«Siamo donne libere. Il giorno che ci sposeremo, i nostri mariti dovranno capire che la musica viene prima di tutto». Solo pochi anni fa, Les Filles de Illighadad non avrebbero mai immaginato di girare il mondo suonando. E ora eccole in Italia: la scorsa settimana per quattro date speciali al fianco di Motta, nome di punta del nuovo cantautorato nostrano che ha dichiarato: «Mi sono innamorato di loro dopo averle viste in concerto a Berlino». Per continuare poi da sole il loro tour per promuovere «Eghass Malan», album in cui canzoni nomadi rurali vengono rilette in chiave moderna, con tappa al Miela sabato alle 21.
Illighadad è una comunità isolata nel centro del Niger, villaggio accessibile solo attraverso un viaggio estenuante, quasi totalmente privo di infrastrutture, senza elettricità né acqua corrente. Ma ciò che manca alla zona nella ricchezza materiale è compensato da un’identità e una tradizione fortissime. La chitarra tuareg si è guadagnata visibilità mondiale grazie al successo di Bombino e Tinariwen, la band del Mali vincitrice di un Grammy, forse su quella scia il fratello di Fatou Seidi Ghali porta a casa una chitarra e lei impara a suonarla. Dal vivo si fa accompagnare dalla cugina Alamnou Akrouni: è così che nascono Les Filles de Illighadad. L’americano Christopher Kirkley, in un viaggio nel Niger, resta colpito da queste ragazze e decide di collaborare con loro e farle incidere per la sua etichetta Sahel Sounds «Abbiamo registrato a casa di Fatou – racconta – circondata da alcuni amici. Quando suona la chitarra, cugini, fratelli, sorelle, bambini del villaggio si radunano, battono le mani e cantano. Sono tutti orgogliosi di lei».

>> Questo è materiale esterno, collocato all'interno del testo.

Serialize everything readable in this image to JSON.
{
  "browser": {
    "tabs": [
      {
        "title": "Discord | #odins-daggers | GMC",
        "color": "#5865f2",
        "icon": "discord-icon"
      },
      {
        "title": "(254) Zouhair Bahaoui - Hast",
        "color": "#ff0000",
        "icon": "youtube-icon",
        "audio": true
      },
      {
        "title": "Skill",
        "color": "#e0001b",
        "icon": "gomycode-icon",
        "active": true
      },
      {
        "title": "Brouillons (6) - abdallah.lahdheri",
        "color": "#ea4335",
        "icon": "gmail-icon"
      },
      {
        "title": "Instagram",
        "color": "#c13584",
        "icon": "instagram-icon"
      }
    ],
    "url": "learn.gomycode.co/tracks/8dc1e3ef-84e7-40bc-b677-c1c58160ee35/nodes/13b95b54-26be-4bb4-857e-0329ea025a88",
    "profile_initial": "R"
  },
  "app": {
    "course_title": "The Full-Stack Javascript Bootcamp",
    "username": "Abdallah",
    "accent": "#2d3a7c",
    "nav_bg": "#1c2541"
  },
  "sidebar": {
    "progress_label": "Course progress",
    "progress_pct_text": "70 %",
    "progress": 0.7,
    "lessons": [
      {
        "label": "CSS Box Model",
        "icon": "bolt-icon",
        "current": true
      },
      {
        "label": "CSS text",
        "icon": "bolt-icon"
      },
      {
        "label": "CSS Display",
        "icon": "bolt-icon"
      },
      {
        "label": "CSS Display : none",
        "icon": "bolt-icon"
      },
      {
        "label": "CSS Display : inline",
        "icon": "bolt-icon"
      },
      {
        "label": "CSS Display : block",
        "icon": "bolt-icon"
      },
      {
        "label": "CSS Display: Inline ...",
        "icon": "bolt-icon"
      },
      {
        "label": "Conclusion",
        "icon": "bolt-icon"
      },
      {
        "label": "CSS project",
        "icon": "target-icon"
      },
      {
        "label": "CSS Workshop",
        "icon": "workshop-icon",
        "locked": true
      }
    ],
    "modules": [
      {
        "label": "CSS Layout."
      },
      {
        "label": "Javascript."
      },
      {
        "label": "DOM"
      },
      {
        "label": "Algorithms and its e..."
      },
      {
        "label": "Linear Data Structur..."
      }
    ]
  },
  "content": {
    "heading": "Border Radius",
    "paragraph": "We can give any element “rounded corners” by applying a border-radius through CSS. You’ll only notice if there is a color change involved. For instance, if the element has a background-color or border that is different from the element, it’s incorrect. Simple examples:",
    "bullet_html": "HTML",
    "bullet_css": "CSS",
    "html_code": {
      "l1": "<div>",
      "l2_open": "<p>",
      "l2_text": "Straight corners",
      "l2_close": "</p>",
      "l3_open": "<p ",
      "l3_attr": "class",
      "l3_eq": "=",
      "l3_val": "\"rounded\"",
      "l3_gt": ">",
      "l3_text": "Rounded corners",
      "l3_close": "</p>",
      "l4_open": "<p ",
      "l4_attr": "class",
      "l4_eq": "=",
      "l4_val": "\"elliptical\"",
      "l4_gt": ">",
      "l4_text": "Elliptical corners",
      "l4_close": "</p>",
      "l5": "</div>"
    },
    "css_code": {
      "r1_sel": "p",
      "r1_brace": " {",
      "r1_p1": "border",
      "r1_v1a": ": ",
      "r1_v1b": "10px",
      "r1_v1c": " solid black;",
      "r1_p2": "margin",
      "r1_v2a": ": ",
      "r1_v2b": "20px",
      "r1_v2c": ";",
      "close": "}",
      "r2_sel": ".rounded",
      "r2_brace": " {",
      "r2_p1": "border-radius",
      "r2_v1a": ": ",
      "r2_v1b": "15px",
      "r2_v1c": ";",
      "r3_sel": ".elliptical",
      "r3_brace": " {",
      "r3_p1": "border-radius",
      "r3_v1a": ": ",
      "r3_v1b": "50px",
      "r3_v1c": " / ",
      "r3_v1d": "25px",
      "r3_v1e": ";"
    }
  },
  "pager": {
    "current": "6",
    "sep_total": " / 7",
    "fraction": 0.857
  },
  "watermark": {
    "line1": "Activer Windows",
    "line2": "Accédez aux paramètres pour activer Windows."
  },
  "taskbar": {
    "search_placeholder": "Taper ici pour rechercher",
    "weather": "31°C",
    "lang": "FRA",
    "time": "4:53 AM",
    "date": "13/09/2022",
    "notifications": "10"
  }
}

«Desidero un grande futuro come chitarrista – dichiarava la ragazza di Illighadad tempo fa – e voglio che altre ragazze suonino con me, in modo che possiamo fare successo assieme». Così è stato, tanto che le due Filles a novembre del 2016 hanno tenuto il primo tour europeo, nel quale si è aggiunta una terza musicista, Mariama Assouan e, unica quota maschile della band, Madassane Ahmoudou. Una novità assoluta per loro, che non si erano mai mosse se non per andare a Niamey, la capitale del Niger, e che si stupiscono a vedere per la prima volta neve e ghiaccio, in Svizzera.
Les Filles provengono da una comunità di famiglie pastorali, che vivono tra le loro mandrie da secoli. Nonostante la limitata mobilità sociale «La donna è comunque un pilastro della società tuareg – precisa Fatou – che è matrilineare» le tuareg hanno avuto un ruolo nella musica tradizionale, cantando e suonando le percussioni, ma la chitarra è stata sempre suonata dai maschi. Vedere dunque una fanciulla che canta accompagnandosi da questo strumento è stato motivo di curiosità. «I miei genitori volevano darmi in sposa molto presto – prosegue Fatou – proprio quando si sono accorti del mio amore per la chitarra, portata a casa e suonata da mio fratello più grande: osservavo i movimenti delle sue mani e cercavo di imparare, esercitandomi di nascosto. L’incontro con Kirkley è stato fondamentale, prima non avrei mai pensato di registrare la mia musica professionalmente, da noi al massimo lo si fa col proprio telefonino e di sicuro nessuno prende dei soldi per farlo! L’industria musicale qui non esiste. Siamo fortunate, oggi guadagniamo con la nostra musica, non abbiamo altri lavori. Nella nostra società la donna non lavora fuori casa, e non parlo solo dei villaggi ma anche delle grandi città».